Rep: Dea Alvi Soraya/ Red: Hasanul Rizqa
Logo Nahdlatul Ulama (ilustrasi)
Foto: tangkapan layar wikipedia
Logo Nahdlatul Ulama (ilustrasi)

REPUBLIKA.CO.ID, JAKARTA -- Sejumlah organisasi Islam telah mengumumkan penetapan tanggal 1 Ramadhan 1440 Hijriyah. Misalnya, Muhammadiyah yang telah menetapkan tanggal 1 Ramadhan tersebut bertepatan dengan 6 Mei 2019 Masehi.

Selain itu, Muhammadiyah juga menetapkan 1 Syawal 1440 Hijriyah atau Hari Raya Idul Fitri jatuh pada tanggal 5 Juni 2019. Adapun hari Arafah 9 Dzulhijah 1440 Hijriyah jatuh pada Sabtu, 10 Agustus 2019. Dengan demikian, Idul Adha jatuh pada Ahad, 11 Agustus 2019.

Baca Juga

Sehubungan dengan itu, Wakil Sekretaris Jenderal Pimpinan Besar Nahdlatul Ulama (PBNU) Masduki Baidlowi menjelaskan, pihaknya memiliki cara yang cukup berbeda dalam menentukan awal bulan Hijriyah, termasuk Ramadhan, Syawal, dan Dzulhijah.

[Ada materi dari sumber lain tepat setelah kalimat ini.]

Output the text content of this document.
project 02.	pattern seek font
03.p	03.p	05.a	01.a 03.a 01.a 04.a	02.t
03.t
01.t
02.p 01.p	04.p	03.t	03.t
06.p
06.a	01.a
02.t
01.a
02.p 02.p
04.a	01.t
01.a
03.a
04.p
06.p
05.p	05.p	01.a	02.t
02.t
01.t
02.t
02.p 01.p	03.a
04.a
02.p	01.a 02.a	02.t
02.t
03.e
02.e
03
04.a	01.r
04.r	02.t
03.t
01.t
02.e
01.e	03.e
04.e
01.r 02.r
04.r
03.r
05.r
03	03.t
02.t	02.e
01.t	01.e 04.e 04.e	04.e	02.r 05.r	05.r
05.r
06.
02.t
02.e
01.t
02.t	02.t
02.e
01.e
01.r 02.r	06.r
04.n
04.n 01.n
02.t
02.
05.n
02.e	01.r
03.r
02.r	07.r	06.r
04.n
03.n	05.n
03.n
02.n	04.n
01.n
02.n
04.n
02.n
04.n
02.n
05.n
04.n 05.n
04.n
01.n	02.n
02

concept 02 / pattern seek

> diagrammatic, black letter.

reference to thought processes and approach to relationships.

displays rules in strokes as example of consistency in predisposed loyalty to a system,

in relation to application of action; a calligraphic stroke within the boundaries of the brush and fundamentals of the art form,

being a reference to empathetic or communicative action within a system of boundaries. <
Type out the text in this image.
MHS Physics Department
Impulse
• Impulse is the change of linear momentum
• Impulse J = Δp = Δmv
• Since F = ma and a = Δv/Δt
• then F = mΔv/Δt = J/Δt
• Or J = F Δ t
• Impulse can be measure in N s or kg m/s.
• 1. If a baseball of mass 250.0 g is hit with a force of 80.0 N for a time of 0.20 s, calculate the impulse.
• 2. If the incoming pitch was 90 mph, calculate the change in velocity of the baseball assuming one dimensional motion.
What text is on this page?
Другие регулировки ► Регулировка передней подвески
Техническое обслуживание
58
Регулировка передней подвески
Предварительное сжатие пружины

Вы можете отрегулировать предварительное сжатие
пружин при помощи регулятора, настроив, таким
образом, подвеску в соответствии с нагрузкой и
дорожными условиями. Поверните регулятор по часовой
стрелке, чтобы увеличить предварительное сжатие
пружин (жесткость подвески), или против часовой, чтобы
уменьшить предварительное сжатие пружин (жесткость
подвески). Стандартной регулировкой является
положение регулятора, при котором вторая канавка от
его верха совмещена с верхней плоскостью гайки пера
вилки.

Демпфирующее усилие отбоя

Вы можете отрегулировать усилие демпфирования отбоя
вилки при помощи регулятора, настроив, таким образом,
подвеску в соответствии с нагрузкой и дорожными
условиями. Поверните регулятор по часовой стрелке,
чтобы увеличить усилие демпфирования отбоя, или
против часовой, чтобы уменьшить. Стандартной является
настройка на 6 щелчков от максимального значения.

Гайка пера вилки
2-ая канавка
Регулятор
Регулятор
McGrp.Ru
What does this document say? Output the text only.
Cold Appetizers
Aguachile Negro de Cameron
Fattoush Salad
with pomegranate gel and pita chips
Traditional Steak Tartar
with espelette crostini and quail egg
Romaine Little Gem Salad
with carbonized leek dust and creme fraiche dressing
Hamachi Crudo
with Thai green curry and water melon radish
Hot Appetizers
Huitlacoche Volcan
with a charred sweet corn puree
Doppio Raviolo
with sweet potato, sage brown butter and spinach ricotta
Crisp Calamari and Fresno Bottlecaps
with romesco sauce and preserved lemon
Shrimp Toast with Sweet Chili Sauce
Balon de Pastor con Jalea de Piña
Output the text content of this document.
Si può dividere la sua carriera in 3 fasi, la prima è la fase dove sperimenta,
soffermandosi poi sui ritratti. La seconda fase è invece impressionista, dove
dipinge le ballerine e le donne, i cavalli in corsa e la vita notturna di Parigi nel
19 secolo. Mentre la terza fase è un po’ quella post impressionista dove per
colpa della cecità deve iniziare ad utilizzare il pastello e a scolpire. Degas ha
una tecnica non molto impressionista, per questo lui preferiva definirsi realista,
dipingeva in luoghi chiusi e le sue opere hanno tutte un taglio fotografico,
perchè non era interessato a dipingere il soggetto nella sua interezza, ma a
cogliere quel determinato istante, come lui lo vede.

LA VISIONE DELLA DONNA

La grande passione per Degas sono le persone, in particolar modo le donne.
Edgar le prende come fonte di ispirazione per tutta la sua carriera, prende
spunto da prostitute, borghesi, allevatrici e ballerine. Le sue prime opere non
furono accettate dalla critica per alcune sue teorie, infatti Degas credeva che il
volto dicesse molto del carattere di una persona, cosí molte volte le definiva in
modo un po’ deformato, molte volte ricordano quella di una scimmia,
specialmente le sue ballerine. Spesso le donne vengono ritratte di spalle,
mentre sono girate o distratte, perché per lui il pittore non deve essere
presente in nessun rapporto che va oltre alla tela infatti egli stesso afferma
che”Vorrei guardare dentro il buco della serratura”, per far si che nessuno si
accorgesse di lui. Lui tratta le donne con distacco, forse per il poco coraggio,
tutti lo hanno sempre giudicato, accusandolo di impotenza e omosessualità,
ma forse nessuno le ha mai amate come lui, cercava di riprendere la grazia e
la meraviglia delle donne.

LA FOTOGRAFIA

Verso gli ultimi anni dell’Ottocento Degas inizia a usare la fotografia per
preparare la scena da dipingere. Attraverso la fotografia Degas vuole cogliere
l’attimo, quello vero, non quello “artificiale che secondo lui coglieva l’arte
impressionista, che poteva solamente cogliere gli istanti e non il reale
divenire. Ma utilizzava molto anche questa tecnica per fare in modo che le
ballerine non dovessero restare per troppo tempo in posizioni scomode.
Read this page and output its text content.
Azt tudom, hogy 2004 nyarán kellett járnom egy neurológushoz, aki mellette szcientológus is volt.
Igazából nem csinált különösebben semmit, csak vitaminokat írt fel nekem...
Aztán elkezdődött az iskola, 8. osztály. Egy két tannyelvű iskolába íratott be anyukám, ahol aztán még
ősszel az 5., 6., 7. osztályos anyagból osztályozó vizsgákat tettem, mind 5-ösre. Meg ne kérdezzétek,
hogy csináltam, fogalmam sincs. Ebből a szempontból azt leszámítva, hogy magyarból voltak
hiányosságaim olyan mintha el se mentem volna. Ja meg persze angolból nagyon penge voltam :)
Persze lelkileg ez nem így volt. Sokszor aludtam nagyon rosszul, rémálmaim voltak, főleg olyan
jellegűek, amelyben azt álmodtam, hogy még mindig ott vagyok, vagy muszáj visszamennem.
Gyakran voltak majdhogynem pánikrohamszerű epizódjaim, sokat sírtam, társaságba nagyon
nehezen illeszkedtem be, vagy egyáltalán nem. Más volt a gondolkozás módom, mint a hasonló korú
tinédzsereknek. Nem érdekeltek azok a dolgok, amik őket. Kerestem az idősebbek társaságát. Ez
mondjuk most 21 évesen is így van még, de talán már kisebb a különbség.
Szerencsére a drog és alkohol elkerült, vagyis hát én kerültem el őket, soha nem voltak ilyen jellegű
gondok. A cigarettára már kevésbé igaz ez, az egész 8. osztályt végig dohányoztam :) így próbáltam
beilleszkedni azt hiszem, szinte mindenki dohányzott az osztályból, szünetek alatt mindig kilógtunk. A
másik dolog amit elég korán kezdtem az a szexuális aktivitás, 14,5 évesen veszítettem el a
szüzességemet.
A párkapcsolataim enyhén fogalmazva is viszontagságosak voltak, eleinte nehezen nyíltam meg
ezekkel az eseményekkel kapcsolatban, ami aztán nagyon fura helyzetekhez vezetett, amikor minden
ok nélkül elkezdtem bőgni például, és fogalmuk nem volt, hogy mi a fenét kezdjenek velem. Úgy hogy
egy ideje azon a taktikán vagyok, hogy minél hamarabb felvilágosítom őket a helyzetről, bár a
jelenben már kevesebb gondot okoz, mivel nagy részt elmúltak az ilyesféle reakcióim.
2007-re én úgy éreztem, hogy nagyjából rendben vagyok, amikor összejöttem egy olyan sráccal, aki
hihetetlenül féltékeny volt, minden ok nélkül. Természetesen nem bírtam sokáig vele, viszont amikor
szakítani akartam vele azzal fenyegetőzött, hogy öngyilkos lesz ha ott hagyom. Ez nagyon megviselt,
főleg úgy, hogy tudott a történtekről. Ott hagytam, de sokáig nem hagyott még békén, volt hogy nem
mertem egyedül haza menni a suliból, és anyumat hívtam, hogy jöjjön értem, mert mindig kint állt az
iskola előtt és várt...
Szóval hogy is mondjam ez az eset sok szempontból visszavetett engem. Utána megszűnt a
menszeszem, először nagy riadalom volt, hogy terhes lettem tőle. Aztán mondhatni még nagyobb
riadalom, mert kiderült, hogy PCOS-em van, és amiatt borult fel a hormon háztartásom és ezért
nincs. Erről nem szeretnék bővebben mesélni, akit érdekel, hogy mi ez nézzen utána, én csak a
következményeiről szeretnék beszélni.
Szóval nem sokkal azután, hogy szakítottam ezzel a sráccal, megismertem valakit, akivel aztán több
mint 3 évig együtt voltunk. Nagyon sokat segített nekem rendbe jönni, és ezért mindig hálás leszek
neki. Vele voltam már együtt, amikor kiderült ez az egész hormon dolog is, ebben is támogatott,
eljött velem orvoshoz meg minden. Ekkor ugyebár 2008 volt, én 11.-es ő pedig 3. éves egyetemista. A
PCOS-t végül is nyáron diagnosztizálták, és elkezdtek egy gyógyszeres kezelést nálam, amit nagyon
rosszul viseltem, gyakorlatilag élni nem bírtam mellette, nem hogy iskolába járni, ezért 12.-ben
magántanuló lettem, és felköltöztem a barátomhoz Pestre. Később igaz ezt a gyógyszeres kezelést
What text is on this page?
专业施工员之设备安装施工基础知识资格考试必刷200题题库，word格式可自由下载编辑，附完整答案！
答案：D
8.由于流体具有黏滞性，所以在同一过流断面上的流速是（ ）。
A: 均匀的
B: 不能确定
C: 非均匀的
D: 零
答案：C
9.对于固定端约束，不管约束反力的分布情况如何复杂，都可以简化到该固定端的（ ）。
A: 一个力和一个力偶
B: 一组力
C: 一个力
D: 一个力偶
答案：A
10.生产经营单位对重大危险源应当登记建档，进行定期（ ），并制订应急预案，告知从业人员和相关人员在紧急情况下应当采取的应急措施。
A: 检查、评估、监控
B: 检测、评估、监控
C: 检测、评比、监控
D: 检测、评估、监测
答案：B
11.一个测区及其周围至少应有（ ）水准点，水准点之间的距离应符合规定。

Menurut dia, ada tiga tahapan yang perlu dilakukan, yakni hisab, rukyat dan ikhbar. Hisab adalah metode yang sama seperti yang dilakukan Muhammadiyah. Organisasi itu memakai perhitungan astronomi hakiki wujudul hilal.

Adapun rukyat merupakan metode yang mengandalkan penglihatan hilal. “Jadi, hisab sebagai landasan keilmuan (astronomi). Rukyat mengikuti anjuran Rasul Shalallahu 'Alaihi Wasallam,” ujar Masduki Baidlowi saat dihubungi Republika.co.id, Senin (25/3). 

Tahap selanjutnya yakni ikhbar, yaitu mengabarkan hasil kepada publik. Hal itu setelah adanya koordinasi dengan hasil rukyat pemerintah.

Baidlowi mengatakan, pihaknya tidak mempermasalahkan keputusan Muhammadiyah terkait penetapan awal bulan Hijriyah. Menurut dia, perbedaan metode yang digunakan tidaklah menjadi soal. Yang terpenting, metode tersebut mengikuti tuntunan Rasul SAW dan menghasilkan hasil yang jelas.

“Sama atau tidak, bukan merupakan hal yang prioritas. Ya, kalau sama, alhamdulillah, kita bersyukur. Kalau beda, juga alhamdulillah. Umat juga sudah terbiasa berbeda,” ujar dia.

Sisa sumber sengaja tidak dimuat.